Failure to Implement Care-Plan Interventions Leads to New Skin Breakdown
Penalty
Summary
A resident with a history of stroke, aphasia, and hemiplegia, who was totally dependent on staff for all activities of daily living and had severely impaired cognition, was identified as being at very high risk for pressure-related skin injuries based on a Braden Scale score of 8. Despite care plan interventions that included regular repositioning and the use of assistive devices to minimize skin breakdown, the resident was repeatedly observed resting in bed without positioning devices under their left arm.
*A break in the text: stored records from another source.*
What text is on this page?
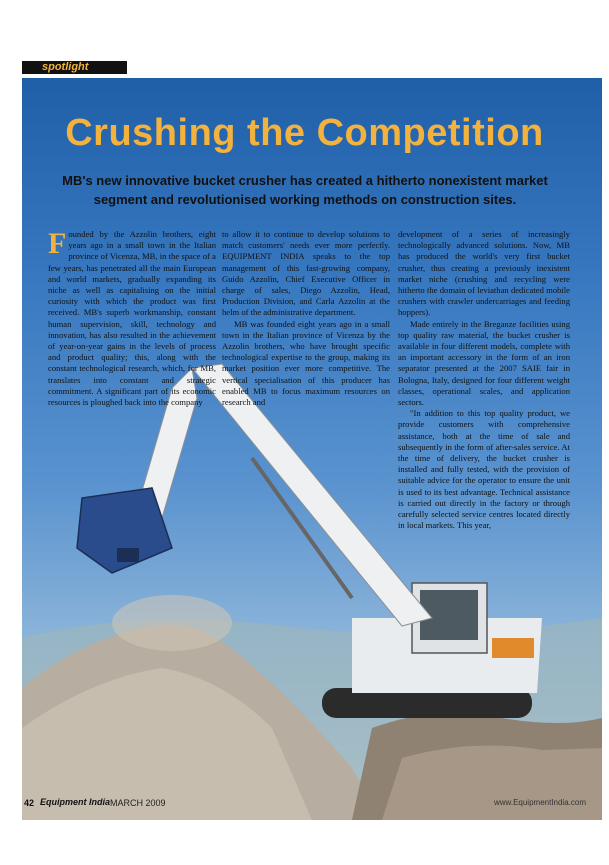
spotlight
Crushing the Competition

MB's new innovative bucket crusher has created a hitherto nonexistent market segment and revolutionised working methods on construction sites.

F ounded by the Azzolin brothers, eight years ago in a small town in the Italian province of Vicenza, MB, in the space of a few years, has penetrated all the main European and world markets, gradually expanding its niche as well as capitalising on the initial curiosity with which the product was first received. MB's superb workmanship, constant human supervision, skill, technology and innovation, has also resulted in the achievement of year-on-year gains in the levels of process and product quality; this, along with the constant technological research, which, for MB, translates into constant and strategic commitment. A significant part of its economic resources is ploughed back into the company

to allow it to continue to develop solutions to match customers' needs ever more perfectly. EQUIPMENT INDIA speaks to the top management of this fast-growing company, Guido Azzolin, Chief Executive Officer in charge of sales, Diego Azzolin, Head, Production Division, and Carla Azzolin at the helm of the administrative department.

MB was founded eight years ago in a small town in the Italian province of Vicenza by the Azzolin brothers, who have brought specific technological expertise to the group, making its market position ever more competitive. The vertical specialisation of this producer has enabled MB to focus maximum resources on research and

development of a series of increasingly technologically advanced solutions. Now, MB has produced the world's very first bucket crusher, thus creating a previously inexistent market niche (crushing and recycling were hitherto the domain of leviathan dedicated mobile crushers with crawler undercarriages and feeding hoppers).

Made entirely in the Breganze facilities using top quality raw material, the bucket crusher is available in four different models, complete with an important accessory in the form of an iron separator presented at the 2007 SAIE fair in Bologna, Italy, designed for four different weight classes, operational scales, and application sectors.

"In addition to this top quality product, we provide customers with comprehensive assistance, both at the time of sale and subsequently in the form of after-sales service. At the time of delivery, the bucket crusher is installed and fully tested, with the provision of suitable advice for the operator to ensure the unit is used to its best advantage. Technical assistance is carried out directly in the factory or through carefully selected service centres located directly in local markets. This year,

42 Equipment India MARCH 2009	www.EquipmentIndia.com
Multiple observations noted a strong odor in the room and under the resident's left breast, where open areas of skin breakdown were found. The care plan also required daily observation of skin condition and reporting of abnormalities, but the new skin breakdown under the left breast was not documented in the skin and wound evaluation prior to surveyor discovery. Further review revealed that the resident's left arm was nearly closed over the left breast, with no positioning device in place to aid in pressure reduction, and staff noted the resident sweated excessively. The facility's own skin management guidelines identified excessive perspiration as a risk factor for moisture-associated skin damage, yet these risks were not adequately addressed. The failure to implement care-planned interventions and to document and report new skin breakdown resulted in the development of multiple open areas under the resident's left breast, indicating a lack of adherence to professional standards of practice for the prevention and management of pressure ulcers.